For many months, coalition military planners in Afghanistan have been readying themselves for a bloody summer. In briefings in the spring, a number of officers — from the then-commander of coalition forces, David McKiernan, to company commanders patrolling sullen villages — all said significant casualties in the traditional “fighting season” of July and August were inevitable. Nor were casualties likely to be because of greater numbers of troops coming into the country and venturing into new areas.
“The Taliban are much, much more stood up. They are much tighter, much more professional, much more together,” one intelligence officer in Kabul said earlier this year.
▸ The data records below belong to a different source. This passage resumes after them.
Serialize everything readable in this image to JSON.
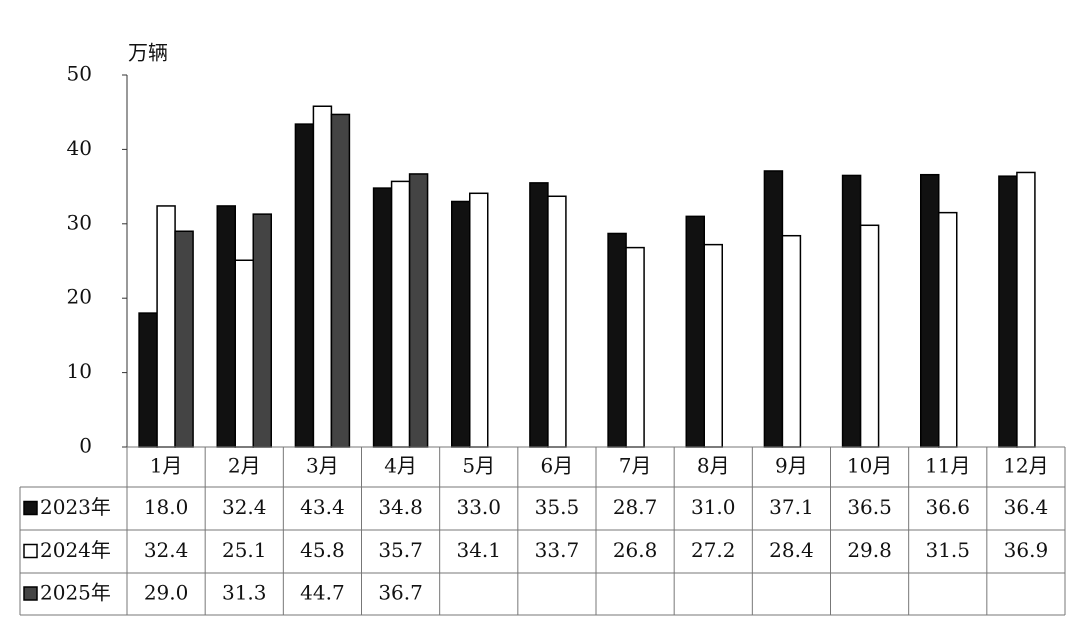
{
  "chart_data": {
    "type": "bar",
    "y_label": "万辆",
    "categories": [
      "1月",
      "2月",
      "3月",
      "4月",
      "5月",
      "6月",
      "7月",
      "8月",
      "9月",
      "10月",
      "11月",
      "12月"
    ],
    "series": [
      {
        "name": "2023年",
        "color": "#111111",
        "values": [
          18.0,
          32.4,
          43.4,
          34.8,
          33.0,
          35.5,
          28.7,
          31.0,
          37.1,
          36.5,
          36.6,
          36.4
        ],
        "value_labels": [
          "18.0",
          "32.4",
          "43.4",
          "34.8",
          "33.0",
          "35.5",
          "28.7",
          "31.0",
          "37.1",
          "36.5",
          "36.6",
          "36.4"
        ]
      },
      {
        "name": "2024年",
        "color": "#ffffff",
        "values": [
          32.4,
          25.1,
          45.8,
          35.7,
          34.1,
          33.7,
          26.8,
          27.2,
          28.4,
          29.8,
          31.5,
          36.9
        ],
        "value_labels": [
          "32.4",
          "25.1",
          "45.8",
          "35.7",
          "34.1",
          "33.7",
          "26.8",
          "27.2",
          "28.4",
          "29.8",
          "31.5",
          "36.9"
        ]
      },
      {
        "name": "2025年",
        "color": "#444444",
        "values": [
          29.0,
          31.3,
          44.7,
          36.7,
          null,
          null,
          null,
          null,
          null,
          null,
          null,
          null
        ],
        "value_labels": [
          "29.0",
          "31.3",
          "44.7",
          "36.7",
          null,
          null,
          null,
          null,
          null,
          null,
          null,
          null
        ]
      }
    ],
    "ylim": [
      0,
      50
    ],
    "yticks": [
      0,
      10,
      20,
      30,
      40,
      50
    ],
    "grid": false
  }
}
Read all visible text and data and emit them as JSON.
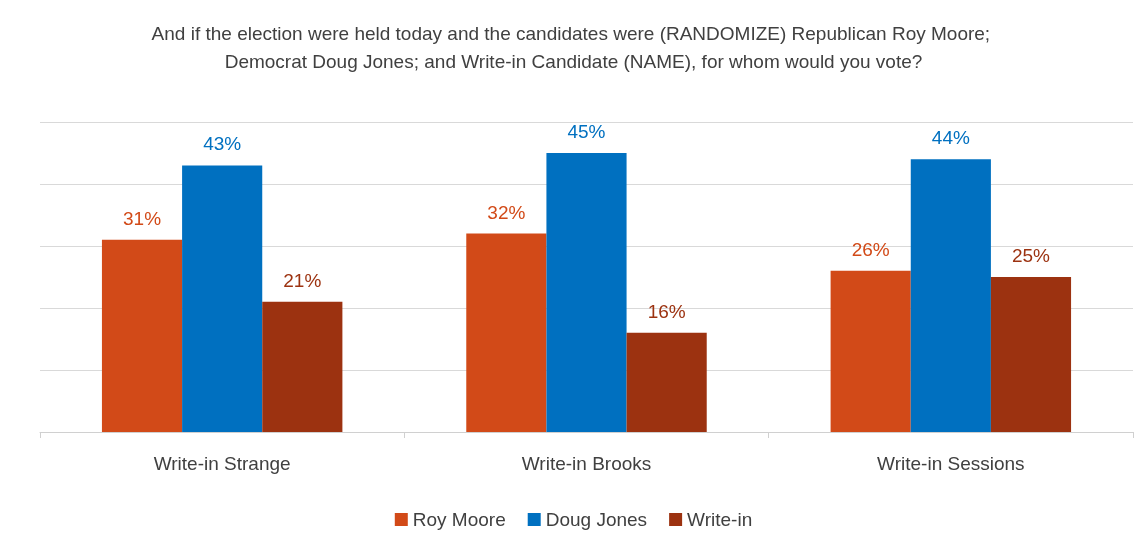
{
  "chart_data": {
    "type": "bar",
    "title": "And if the election were held today and the candidates were (RANDOMIZE) Republican Roy Moore; Democrat Doug Jones; and Write-in Candidate (NAME), for whom would you vote?",
    "categories": [
      "Write-in Strange",
      "Write-in Brooks",
      "Write-in Sessions"
    ],
    "series": [
      {
        "name": "Roy Moore",
        "color": "#d24a18",
        "values": [
          31,
          32,
          26
        ],
        "value_labels": [
          "31%",
          "32%",
          "26%"
        ]
      },
      {
        "name": "Doug Jones",
        "color": "#0070c0",
        "values": [
          43,
          45,
          44
        ],
        "value_labels": [
          "43%",
          "45%",
          "44%"
        ]
      },
      {
        "name": "Write-in",
        "color": "#9c3210",
        "values": [
          21,
          16,
          25
        ],
        "value_labels": [
          "21%",
          "16%",
          "25%"
        ]
      }
    ],
    "ylim": [
      0,
      50
    ],
    "yticks": [
      {
        "value": 0,
        "label": null
      },
      {
        "value": 10,
        "label": null
      },
      {
        "value": 20,
        "label": null
      },
      {
        "value": 30,
        "label": null
      },
      {
        "value": 40,
        "label": null
      },
      {
        "value": 50,
        "label": null
      }
    ],
    "grid": "y",
    "legend": "bottom",
    "tick_labels": "x"
  }
}
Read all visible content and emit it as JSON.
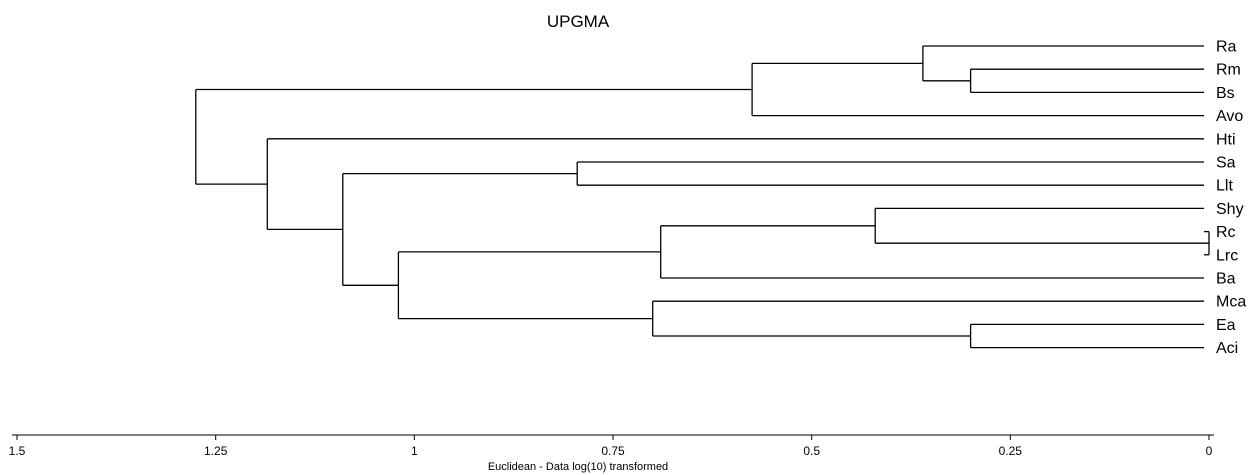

A lot has been made of the Taliban’s increasing use of “asymmetric tactics,” such as booby traps, roadside bombs or suicide attacks. A few hours on an operation with US troops, supported by attack helicopters, jets and unmanned heavily armed drones, makes it clear why: If the insurgents do not stay out of the way, they will be killed, as many thousands have been.
But once coalition troops establish a presence, they become vulnerable. They need supplies, they need to patrol; they are perfect targets for the hit and run tactics of the Taliban.
Those tactics have been particularly honed in ambushes. Soldiers fighting the insurgents say they now show vastly improved ability to coordinate fire. So volleys of rocket-propelled grenades (RPGs) now rain down during engagements.
The Taliban have also learned to focus fire on their opponents’ heavy weapons or radios. NATO officers also say the Taliban’s command and control has also been improved to coordinate fighting with foot soldiers and to allow rapid engagement or disengagement.
US soldiers who served in Iraq say Afghan fighters compared favorably to the disorganized militants they had faced before. They say they are often more imaginative, too. In one engagement in Kunar Province last year, insurgents got close enough to US positions to throw stones among them, hoping the US troops would mistake them for grenades, panic and expose themselves.
Yet the work done by the Taliban high command — based mainly in Pakistan — goes way beyond tactics. Through the winter, NATO intelligence officers say, the insurgents worked at stiffening internal discipline. Several Afghan members of parliament interviewed earlier this year say the shadow governors appointed by the Taliban in every province were reshuffled to re-energize the movement.
Junior frontline commanders, many of whom had become more autonomous in last year’s fighting and challenged their leadership, were brought in line.
Teams organizing the bombs that have caused so many of the casualties were retrained in new techniques. Spies and double agents were killed.
The tactics of the coalition forces have been studied closely. One preoccupation is air power. As with the conflict with the Soviets, airpower is what insurgents fear most. Helicopters have not yet been attacked successfully in a systematic way.
However, if the Taliban do find a means to target coalition aircraft, this will not simply change tactics but geopolitics — as it did for the Soviets. Within three years of the Afghan mujahidin receiving effective surface-to-air missiles, the Soviets had pulled out.